Le cloud souverain n’est pas une mode réservée aux grandes administrations. Pour une PME suisse, il peut devenir un outil de maîtrise des risques, à condition d’être abordé de façon pragmatique. Les initiatives publiques, comme le Swiss Government Cloud, confirment l’importance du sujet, même si cette infrastructure ne sera pas ouverte au secteur privé. Les entreprises doivent donc construire leur propre stratégie avec les offres disponibles sur le marché.

  • Commencez par inventorier vos services cloud actuels : stockage, messagerie, comptabilité, salaires, CRM, sauvegardes et applications métier. Sans cette vue d’ensemble, il est difficile d’évaluer les risques réels.
  • Classez vos données selon leur sensibilité. Les dossiers RH, données clients, pièces comptables, contrats et documents confidentiels peuvent justifier des garanties plus élevées qu’un contenu de communication courant.
  • Ne vous fiez pas uniquement au terme « souverain ». Demandez des informations concrètes sur l’hébergement, les sous-traitants, les accès administrateurs, la restitution des données et les engagements de sécurité.

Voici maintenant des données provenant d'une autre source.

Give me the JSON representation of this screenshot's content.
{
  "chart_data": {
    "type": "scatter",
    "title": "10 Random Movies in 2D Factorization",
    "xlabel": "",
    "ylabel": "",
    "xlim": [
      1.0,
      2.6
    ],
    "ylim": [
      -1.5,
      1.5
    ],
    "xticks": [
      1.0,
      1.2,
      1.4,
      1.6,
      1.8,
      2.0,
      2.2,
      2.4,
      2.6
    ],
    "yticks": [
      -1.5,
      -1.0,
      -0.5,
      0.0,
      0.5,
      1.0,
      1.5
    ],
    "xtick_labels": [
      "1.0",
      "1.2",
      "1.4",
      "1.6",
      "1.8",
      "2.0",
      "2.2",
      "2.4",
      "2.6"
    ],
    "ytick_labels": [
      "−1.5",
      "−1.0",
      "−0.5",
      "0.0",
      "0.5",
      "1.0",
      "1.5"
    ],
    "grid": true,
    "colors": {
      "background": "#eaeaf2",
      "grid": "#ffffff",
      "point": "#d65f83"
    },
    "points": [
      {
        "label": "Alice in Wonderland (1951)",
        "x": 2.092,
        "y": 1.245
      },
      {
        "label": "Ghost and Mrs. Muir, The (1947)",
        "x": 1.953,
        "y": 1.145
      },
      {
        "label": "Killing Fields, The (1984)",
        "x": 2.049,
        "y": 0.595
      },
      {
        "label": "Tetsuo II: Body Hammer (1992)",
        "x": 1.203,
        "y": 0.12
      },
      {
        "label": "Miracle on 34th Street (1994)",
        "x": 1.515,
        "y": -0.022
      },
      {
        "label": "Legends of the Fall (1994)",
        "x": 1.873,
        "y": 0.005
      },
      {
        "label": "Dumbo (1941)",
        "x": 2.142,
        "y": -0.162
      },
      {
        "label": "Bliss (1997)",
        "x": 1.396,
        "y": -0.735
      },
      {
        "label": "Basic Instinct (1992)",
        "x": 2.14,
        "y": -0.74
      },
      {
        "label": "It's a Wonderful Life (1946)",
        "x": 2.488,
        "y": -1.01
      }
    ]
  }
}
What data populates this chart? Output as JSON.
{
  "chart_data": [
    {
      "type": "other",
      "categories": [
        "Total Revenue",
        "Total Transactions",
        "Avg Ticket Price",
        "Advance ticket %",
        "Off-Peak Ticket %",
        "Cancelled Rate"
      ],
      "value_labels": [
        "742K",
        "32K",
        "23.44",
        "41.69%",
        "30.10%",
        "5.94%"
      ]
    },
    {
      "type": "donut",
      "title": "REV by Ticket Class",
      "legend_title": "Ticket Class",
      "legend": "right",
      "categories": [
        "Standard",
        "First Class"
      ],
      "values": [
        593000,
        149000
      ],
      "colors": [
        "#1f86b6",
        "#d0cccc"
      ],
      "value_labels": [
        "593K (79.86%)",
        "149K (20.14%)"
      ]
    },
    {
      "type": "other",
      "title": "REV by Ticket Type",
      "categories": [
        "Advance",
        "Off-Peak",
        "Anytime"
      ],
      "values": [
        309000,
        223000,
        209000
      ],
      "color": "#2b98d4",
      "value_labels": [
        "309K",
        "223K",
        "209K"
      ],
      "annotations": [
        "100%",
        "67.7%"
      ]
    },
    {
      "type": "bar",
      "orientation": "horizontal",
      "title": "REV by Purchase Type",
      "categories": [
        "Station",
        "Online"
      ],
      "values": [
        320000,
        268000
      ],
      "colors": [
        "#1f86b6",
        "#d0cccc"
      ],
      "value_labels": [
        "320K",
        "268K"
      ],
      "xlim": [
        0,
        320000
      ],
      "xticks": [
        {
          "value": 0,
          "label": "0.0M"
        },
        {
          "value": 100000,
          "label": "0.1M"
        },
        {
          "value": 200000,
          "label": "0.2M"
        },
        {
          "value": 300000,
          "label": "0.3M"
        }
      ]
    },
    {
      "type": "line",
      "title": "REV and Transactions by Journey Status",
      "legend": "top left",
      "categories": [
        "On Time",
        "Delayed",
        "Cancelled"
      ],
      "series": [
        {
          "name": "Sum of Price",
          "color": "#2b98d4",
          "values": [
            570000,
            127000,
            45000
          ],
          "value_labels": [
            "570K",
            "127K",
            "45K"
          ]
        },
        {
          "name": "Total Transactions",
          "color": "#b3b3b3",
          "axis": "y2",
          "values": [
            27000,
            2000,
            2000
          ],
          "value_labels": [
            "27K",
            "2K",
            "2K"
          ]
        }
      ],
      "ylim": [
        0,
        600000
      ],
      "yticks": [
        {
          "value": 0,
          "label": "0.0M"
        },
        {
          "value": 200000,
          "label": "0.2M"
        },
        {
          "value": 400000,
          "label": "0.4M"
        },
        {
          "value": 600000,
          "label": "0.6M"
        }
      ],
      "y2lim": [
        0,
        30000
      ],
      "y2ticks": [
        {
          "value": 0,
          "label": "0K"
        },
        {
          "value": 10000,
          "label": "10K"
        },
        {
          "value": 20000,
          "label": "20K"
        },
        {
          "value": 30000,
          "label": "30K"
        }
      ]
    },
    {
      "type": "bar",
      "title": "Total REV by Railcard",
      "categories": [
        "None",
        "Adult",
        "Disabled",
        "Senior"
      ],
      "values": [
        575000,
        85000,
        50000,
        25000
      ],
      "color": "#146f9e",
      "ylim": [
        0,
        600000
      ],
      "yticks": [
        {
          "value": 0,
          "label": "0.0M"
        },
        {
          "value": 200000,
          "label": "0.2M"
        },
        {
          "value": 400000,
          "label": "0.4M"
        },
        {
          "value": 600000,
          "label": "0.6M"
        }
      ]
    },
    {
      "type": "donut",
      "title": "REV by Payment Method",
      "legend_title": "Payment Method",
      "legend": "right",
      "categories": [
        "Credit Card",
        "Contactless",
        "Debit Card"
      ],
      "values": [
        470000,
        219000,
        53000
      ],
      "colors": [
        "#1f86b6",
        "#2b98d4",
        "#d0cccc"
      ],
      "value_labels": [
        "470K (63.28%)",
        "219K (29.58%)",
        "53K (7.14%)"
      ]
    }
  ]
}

  • Comparez les offres suisses, européennes ou spécialisées selon vos besoins réels. Des acteurs comme Infomaniak sont cités dans le dossier pour le marché suisse, tandis que le brief mentionne Nubevia comme alternative française aux grands clouds américains.
  • Prévoyez un pilote avant une migration large. Tester une sauvegarde, un espace documentaire ou une équipe limitée permet de vérifier l’intégration, l’ergonomie et le support sans perturber toute l’entreprise.
  • Faites valider les choix sensibles par des professionnels. Les obligations liées à la LPD, aux contrats, aux données du personnel ou aux flux internationaux doivent être appréciées au cas par cas.

En résumé, la souveraineté numérique n’est pas une décision binaire entre cloud global et cloud local. C’est un équilibre entre sécurité, conformité, efficacité, coûts et indépendance. Une PME qui documente ses choix, garde la maîtrise de ses données critiques et prévoit une stratégie de sortie sera mieux armée, quel que soit le fournisseur retenu.